Ms Justice Egan found that Topaz’s failure to implement procedures and measures designed to protect the plaintiff represented a breach of its statutory duty of care.
Panic alarm
It was not in dispute that it was Topaz’s policy that employees should wear portable panic alarms, but Topaz maintained that Ms Quinn should have known she should be wearing one and is responsible for any consequences for not having done so, the judge said. Ms Quinn said she had never at any stage been given a panic alarm.
Ms Justice Egan found there was no evidence of staff training on panic alarms and it was “unreasonable” for the defendant to suggest Ms Quinn should have, without prior instruction or permission, taken it upon herself to search for a portable panic alarm in the manager’s office.
Ms Justice Egan found it is a common case that Ms Quinn would have developed PTSD in any event. However, she said the medical evidence says a panic alarm would have resulted in less serious injuries.

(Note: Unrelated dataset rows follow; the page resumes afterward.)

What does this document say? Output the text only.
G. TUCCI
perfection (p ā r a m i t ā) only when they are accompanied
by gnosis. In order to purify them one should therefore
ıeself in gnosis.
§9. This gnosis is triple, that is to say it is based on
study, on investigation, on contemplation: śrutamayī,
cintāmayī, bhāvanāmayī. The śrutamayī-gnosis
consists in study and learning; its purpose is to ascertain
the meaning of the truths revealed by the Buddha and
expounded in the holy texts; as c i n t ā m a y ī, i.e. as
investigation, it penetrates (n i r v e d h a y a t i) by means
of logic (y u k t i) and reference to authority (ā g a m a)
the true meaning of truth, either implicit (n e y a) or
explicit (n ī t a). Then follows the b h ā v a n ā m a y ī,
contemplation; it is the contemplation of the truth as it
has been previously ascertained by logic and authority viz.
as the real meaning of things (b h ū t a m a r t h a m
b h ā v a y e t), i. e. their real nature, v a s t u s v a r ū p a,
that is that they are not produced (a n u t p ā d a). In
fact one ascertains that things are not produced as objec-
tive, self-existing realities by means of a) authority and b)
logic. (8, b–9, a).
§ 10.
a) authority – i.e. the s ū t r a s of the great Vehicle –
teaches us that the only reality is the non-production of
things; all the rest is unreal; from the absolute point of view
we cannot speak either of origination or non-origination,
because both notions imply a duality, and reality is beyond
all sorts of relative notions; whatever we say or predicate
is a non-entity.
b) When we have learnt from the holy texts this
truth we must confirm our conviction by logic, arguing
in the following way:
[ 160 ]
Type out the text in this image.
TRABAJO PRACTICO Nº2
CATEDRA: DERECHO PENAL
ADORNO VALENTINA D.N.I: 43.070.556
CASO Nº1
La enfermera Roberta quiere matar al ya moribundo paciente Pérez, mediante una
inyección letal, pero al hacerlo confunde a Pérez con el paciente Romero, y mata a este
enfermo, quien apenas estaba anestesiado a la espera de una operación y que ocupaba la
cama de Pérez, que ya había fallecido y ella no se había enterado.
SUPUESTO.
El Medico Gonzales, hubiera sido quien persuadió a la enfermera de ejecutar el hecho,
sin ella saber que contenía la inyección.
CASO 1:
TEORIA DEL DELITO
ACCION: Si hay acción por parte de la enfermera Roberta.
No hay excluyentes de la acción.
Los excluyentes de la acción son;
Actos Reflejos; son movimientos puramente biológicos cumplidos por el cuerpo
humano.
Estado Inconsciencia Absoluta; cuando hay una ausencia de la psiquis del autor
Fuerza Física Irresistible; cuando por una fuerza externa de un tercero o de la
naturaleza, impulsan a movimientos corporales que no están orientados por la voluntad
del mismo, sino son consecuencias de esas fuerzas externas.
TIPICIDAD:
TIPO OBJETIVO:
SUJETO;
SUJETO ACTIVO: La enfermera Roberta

Ms Quinn underwent “reasonably extensive treatment”, but it is not apparent that she underwent any in the last several years, the judge went on. This makes it difficult to determine the extent to which the woman’s present and long-term conditions are attributable to actionable aggravation to the original PTSD injury, she said.
Compensation
In assessing compensation of €33,000, of which €3,000 are special damages, Ms Justice Egan noted that the application predates the new personal injuries guidelines, which are intended to reduce damages awards.
Were the plaintiff to be compensated for the “total” psychiatric injuries she has suffered to date and will endure into the future, the judge would have assessed general damages at the level of €100,000.
Ms Justice Egan said she has made no finding that all staff members in every service station, less every in every retail premises, ought to have a portable alarm. She also made no finding that in the event of another security incident an employee will recover damages merely because they can point to measures in their employer’s health and safety statements that were not implemented.
However, she said that in this case there is a “strong connection” between the particular non-implementation the plaintiff complains of and the aggravation of the injury suffered. This case, she said, turns on its own specific facts.